Daarnaast is per 1 september 2017 de echtgenote van de man in dienst getreden bij de B&B en is aan haar een salaris van € 2.000,- bruto per maand toegekend. Een dringende bedrijfseconomische noodzaak voor [de vennootschap 6] om de echtgenote in dienst te laten treden van die B.V. en haar een salaris toe te kennen van € 2.000,- bruto per maand is niet gesteld of gebleken. Dit klemt temeer nu de man in staat is om fulltime voor de B&B te werken. Evenmin is gesteld of gebleken dat de huidige echtgenote van de man geen andere opties had dan in dienst te treden bij [de vennootschap 6] Weliswaar heeft de man een brief van haar werkgever overgelegd, inhoudende dat haar ontslag bij [de vennootschap 7] om bedrijfseconomische redenen geïndiceerd is, maar dat de huidige echtgenote geprobeerd heeft elders een baan te vinden is gesteld noch gebleken. Nu de [de vennootschap 3] van de man en zijn echtgenote gelijkelijk (fifty-fifty) zeggenschap hebben over [de vennootschap 6] , had het op de weg van de man gelegen om ten aanzien van zijn deelneming in [de vennootschap 6] andere keuzes te maken en er, gelet op zijn onderhoudsplicht, voor zorg te dragen dat zijn draagkracht zoveel mogelijk op peil bleef. Zelfs áls er al geen andere optie zou zijn geweest dan om de vrouw in dienst te laten treden van [de vennootschap 6] , valt niet in te zien waarom de echtgenote daaruit een twee keer zo hoog salaris zou krijgen dan de man thans uit zijn B.V. genereert. Indien de vrouw niet in loondienst was getreden voor € 2.000,- per maand, of wanneer dat voor een lager salaris was gebeurd, had immers [de vennootschap 3] als mede-eigenaar van [de vennootschap 6] nog eens € 1.000,- per maand meer fee dan wel winstaandeel kunnen ontvangen, dan wel naar rato een ander bedrag.
Gelet op al het voorgaande kent het hof de man in redelijkheid een verdiencapaciteit toe van € 3.000,- per maand, derhalve € 36.000,- per jaar.

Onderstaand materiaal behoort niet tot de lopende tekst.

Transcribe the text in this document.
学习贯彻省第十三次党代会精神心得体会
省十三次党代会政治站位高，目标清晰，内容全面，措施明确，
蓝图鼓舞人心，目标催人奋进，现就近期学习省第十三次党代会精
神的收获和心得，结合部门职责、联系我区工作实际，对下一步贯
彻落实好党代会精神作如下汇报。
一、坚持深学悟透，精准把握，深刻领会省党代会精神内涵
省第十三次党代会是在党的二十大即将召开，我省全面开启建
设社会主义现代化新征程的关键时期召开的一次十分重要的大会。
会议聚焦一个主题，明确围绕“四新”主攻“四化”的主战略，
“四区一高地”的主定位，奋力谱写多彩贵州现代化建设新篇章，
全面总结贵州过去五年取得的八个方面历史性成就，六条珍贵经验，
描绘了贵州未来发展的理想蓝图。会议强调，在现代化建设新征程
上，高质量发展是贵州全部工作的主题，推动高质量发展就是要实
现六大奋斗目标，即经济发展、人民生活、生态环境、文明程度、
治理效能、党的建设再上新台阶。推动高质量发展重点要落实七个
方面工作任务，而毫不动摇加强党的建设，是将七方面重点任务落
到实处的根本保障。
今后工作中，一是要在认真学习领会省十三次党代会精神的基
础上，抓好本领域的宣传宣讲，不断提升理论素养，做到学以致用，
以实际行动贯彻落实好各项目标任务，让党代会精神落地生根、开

Voor zover de vrouw betoogt dat aan de man een hogere draagkracht kan worden toegekend, gaat het hof daaraan voorbij. Deze stelling heeft de vrouw, in aanmerking nemende de door de man overgelegde jaarstukken en de daarbij behorende toelichting van de accountant, met onvoldoende concrete feiten en gegevens onderbouwd, terwijl voornoemde stukken onvoldoende aanleiding geven om op dit moment uit te gaan van een hoger salaris.
Anders dan de vrouw in haar verweerschrift stelt, beschouwt het hof de vordering in rekening courant van de voornoemde [de vennootschap 3] op de man niet als inkomen van de man maar als schuld aan deze B.V.. Derhalve wordt deze vordering niet meegenomen bij de vaststelling van het inkomen van de man.